Moorook is a town and locality in Australian state of South Australia. It is part of a series of towns surrounding lakes in the Riverland region in Australia. At the 2016 census, Moorook had a population of 189.

The town of Moorook was surveyed in April 1922 on the left bank of the Murray River where it flows north between Loxton and Kingston on Murray. Moorook is just downstream of Moorook Island and upstream of most of Moorook Game Reserve which surrounds and contains Wachtels Lagoon.

Moorook is a few kilometres south of the Sturt Highway and is a few kilometres northeast of the terminus of the former Moorook railway line.

Village settlement

Moorook had earlier been one of the experimental Village Settlements.

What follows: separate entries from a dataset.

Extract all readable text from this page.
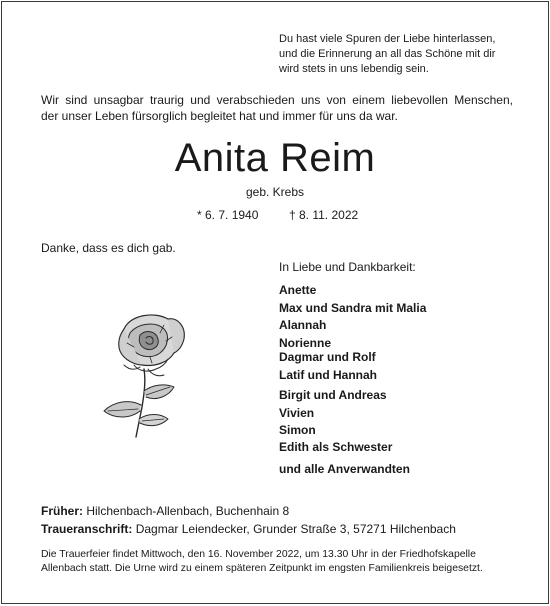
Du hast viele Spuren der Liebe hinterlassen,
und die Erinnerung an all das Schöne mit dir
wird stets in uns lebendig sein.
Wir sind unsagbar traurig und verabschieden uns von einem liebevollen Menschen,
der unser Leben fürsorglich begleitet hat und immer für uns da war.
Anita Reim
geb. Krebs
* 6. 7. 1940	† 8. 11. 2022
Danke, dass es dich gab.
In Liebe und Dankbarkeit:
Anette
Max und Sandra mit Malia
Alannah
Norienne
Dagmar und Rolf
Latif und Hannah
Birgit und Andreas
Vivien
Simon
Edith als Schwester
und alle Anverwandten
Früher: Hilchenbach-Allenbach, Buchenhain 8
Traueranschrift: Dagmar Leiendecker, Grunder Straße 3, 57271 Hilchenbach
Die Trauerfeier findet Mittwoch, den 16. November 2022, um 13.30 Uhr in der Friedhofskapelle
Allenbach statt. Die Urne wird zu einem späteren Zeitpunkt im engsten Familienkreis beigesetzt.
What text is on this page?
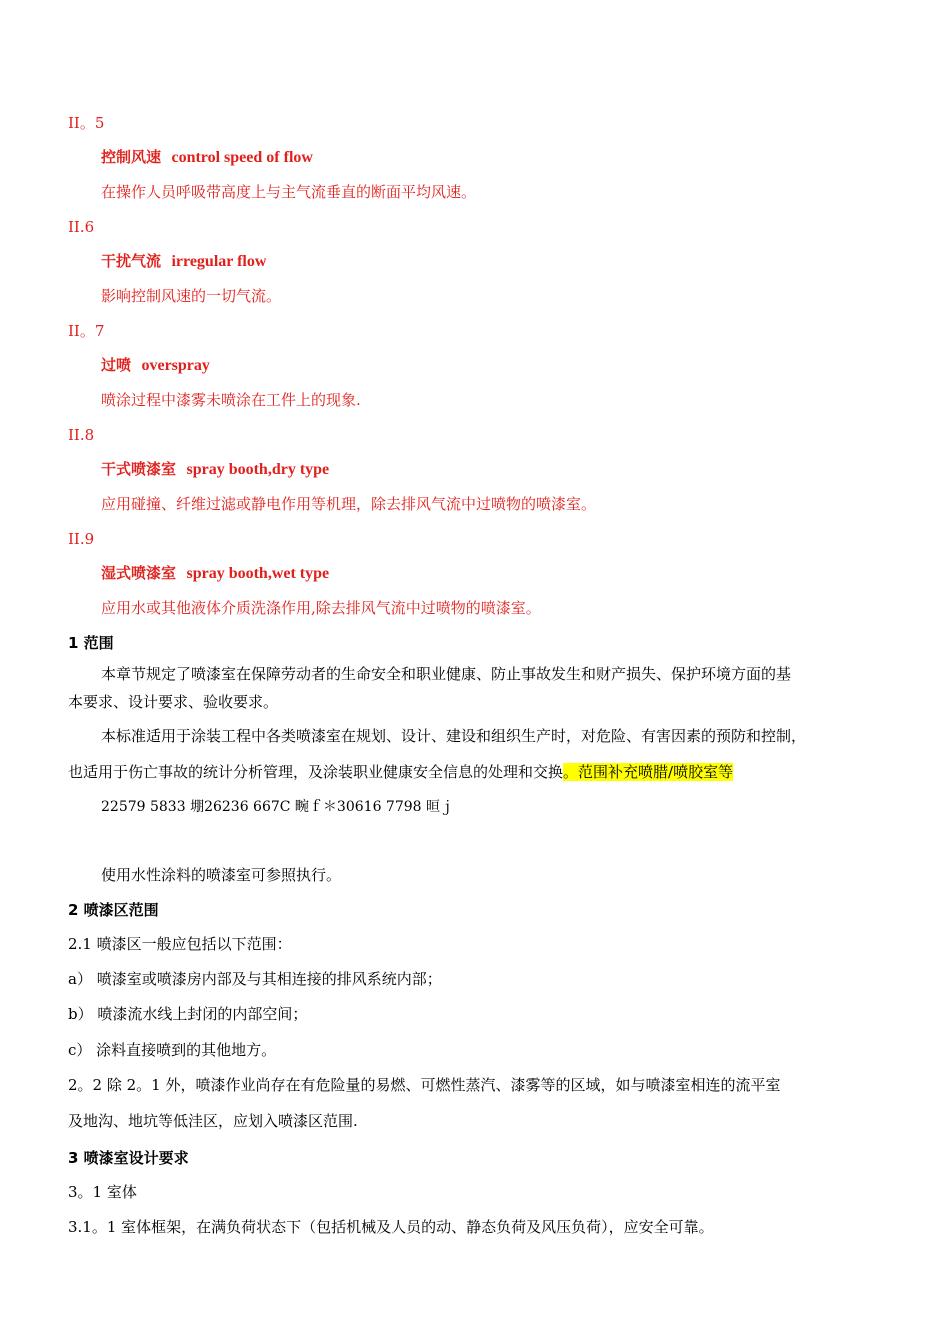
II。5
控制风速 control speed of flow
在操作人员呼吸带高度上与主气流垂直的断面平均风速。
II.6
干扰气流 irregular flow
影响控制风速的一切气流。
II。7
过喷 overspray
喷涂过程中漆雾未喷涂在工件上的现象.
II.8
干式喷漆室 spray booth,dry type
应用碰撞、纤维过滤或静电作用等机理，除去排风气流中过喷物的喷漆室。
II.9
湿式喷漆室 spray booth,wet type
应用水或其他液体介质洗涤作用,除去排风气流中过喷物的喷漆室。
1 范围
本章节规定了喷漆室在保障劳动者的生命安全和职业健康、防止事故发生和财产损失、保护环境方面的基
本要求、设计要求、验收要求。
本标准适用于涂装工程中各类喷漆室在规划、设计、建设和组织生产时，对危险、有害因素的预防和控制，
也适用于伤亡事故的统计分析管理，及涂装职业健康安全信息的处理和交换。范围补充喷腊/喷胶室等
22579 5833 堋26236 667C 畹ｆ＊30616 7798 晅ｊ
使用水性涂料的喷漆室可参照执行。
2 喷漆区范围
2.1 喷漆区一般应包括以下范围：
a） 喷漆室或喷漆房内部及与其相连接的排风系统内部；
b） 喷漆流水线上封闭的内部空间；
c） 涂料直接喷到的其他地方。
2。2 除 2。1 外，喷漆作业尚存在有危险量的易燃、可燃性蒸汽、漆雾等的区域，如与喷漆室相连的流平室
及地沟、地坑等低洼区，应划入喷漆区范围.
3 喷漆室设计要求
3。1 室体
3.1。1 室体框架，在满负荷状态下（包括机械及人员的动、静态负荷及风压负荷），应安全可靠。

These were established by the South Australian government under Part VII of the Crown Lands Amendment Act 1893, in an attempt to mitigate the effects of the depression then affecting the Colony.

Hundred of Moorook

The Hundred of Moorook was proclaimed in 1893 to facilitate closer settlement of that part of the County of Albert. The Hundred extends from the Murray River on its northern and northeastern boundary south almost to the Stott Highway and town of Wunkar. it includes the towns of Kingston On Murray and Moorook as well as the localities of Wigley Flat, Yinkanie, Wappilka and most of Woolpunda. The Moorook railway line extended to service the hundred from 1925.